The left fist is the West Haymarket Joint Public Agency — a three-member group including the mayor, an NU regent and a City Council member -- that is responsible for paying off the bonds used to construct the arena and related street system.
JPA = debt payment
The right fist is the daily operation of the arena. That’s the responsibility of the city (mayor and council), which has a contract with an international management firm (SMG) to run the arena. Tom Lorenz, an SMG employee, is the manager.
City/SMG/Lorenz = daily operations
The right fist is living nickel to nickel. Arena operations did not make as much money as city leaders expected when they were putting together arena plans a few years ago. Daily operations have been operating in the red since the arena opened.
The left fist has tons of money, primarily from the occupation tax on bars, restaurants, hotel stays and vehicle rentals, but also from naming rights, premium seat ticket sales and long-term advertising revenues.
Mayor Chris Beutler is right when he says Pinnacle Bank Arena -- think both fists together -- has no financial problems.
When they were planning the arena, city leaders expected that each fist -- debt service and operations -- would be financially sound. But after almost two years of experience, it is clear arena operations can’t make it without help.
The recent consultant's report indicated that’s not unusual. New arenas with collegiate basketball teams as primary tenants have the same problem making ends meet on the operational side because debt service is getting much of the long-term revenue.
City leaders are tired of all the controversy and complaints about the failing arena operations when there is plenty of money to go around, as long as you consider both fists.
Last week Beutler put the two fists together and declared the arena is on "solid financial footing."
And city leaders want to drop the word subsidy from the public vocabulary. So the left fist (JPA) will simply transfer more than $1.6 million each year to the right fist (operations).

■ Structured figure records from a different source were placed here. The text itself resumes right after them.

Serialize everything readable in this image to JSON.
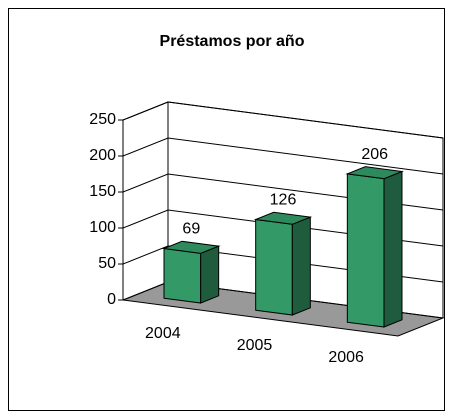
{
  "chart_data": {
    "type": "bar3d",
    "title": "Préstamos por año",
    "categories": [
      "2004",
      "2005",
      "2006"
    ],
    "values": [
      69,
      126,
      206
    ],
    "color": "#339966",
    "ylim": [
      0,
      250
    ],
    "yticks": [
      0,
      50,
      100,
      150,
      200,
      250
    ],
    "grid": true
  }
}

That transfer is not a subsidy under this enlightened scenario. It’s a clarification. The arena operations will be getting what it should have been getting in the first place, if the city fathers hadn’t been so darn conservative when they drew up the original arena-related agreements.

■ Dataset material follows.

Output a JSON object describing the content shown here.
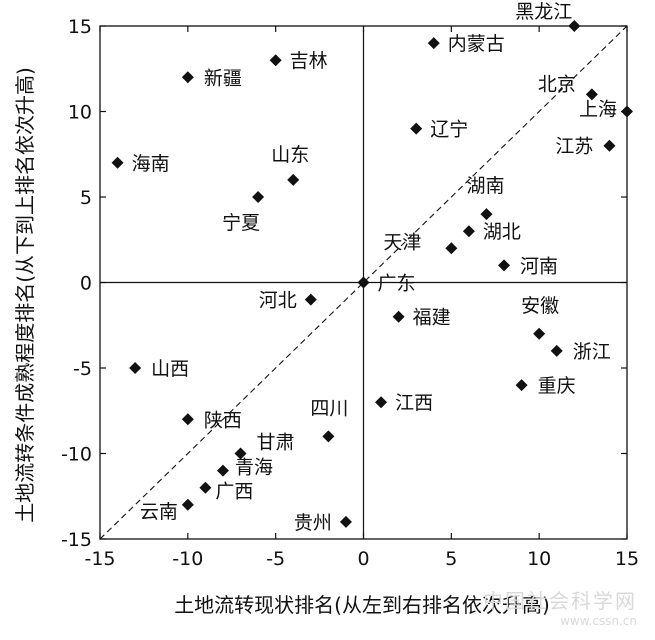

And the two-fisted arena is financially fit into the foreseeable future, based on a sophisticated computer analysis of revenue streams.
Everyone loves Hudl
Quickly and with great pleasure, the City Council this week approved all documents required so that developers can build a headquarters for Hudl in the West Haymarket.
In fact, so many council members jumped in to provide a second for the initial resolution that Chairman Trent Fellers declared it “seconded by everybody.”
“I think we all support this wholeheartedly," Councilwoman Leirion Gaylor Baird said. "It’s a game-changer. It brings 21st century jobs. It attracts the best and brightest from across the county. It gives Lincoln the ability to signal that we are a world-class city worthy of investment and attention."
Developers plan to spend more than $32 million, including about $6.6 million in tax dollars, on a seven-story office building that will house the Hudl headquarters and some Nelnet employees.
Hudl, whose founders were University of Nebraska-Lincoln graduates, provides video-editing software for tens of thousands of sports teams.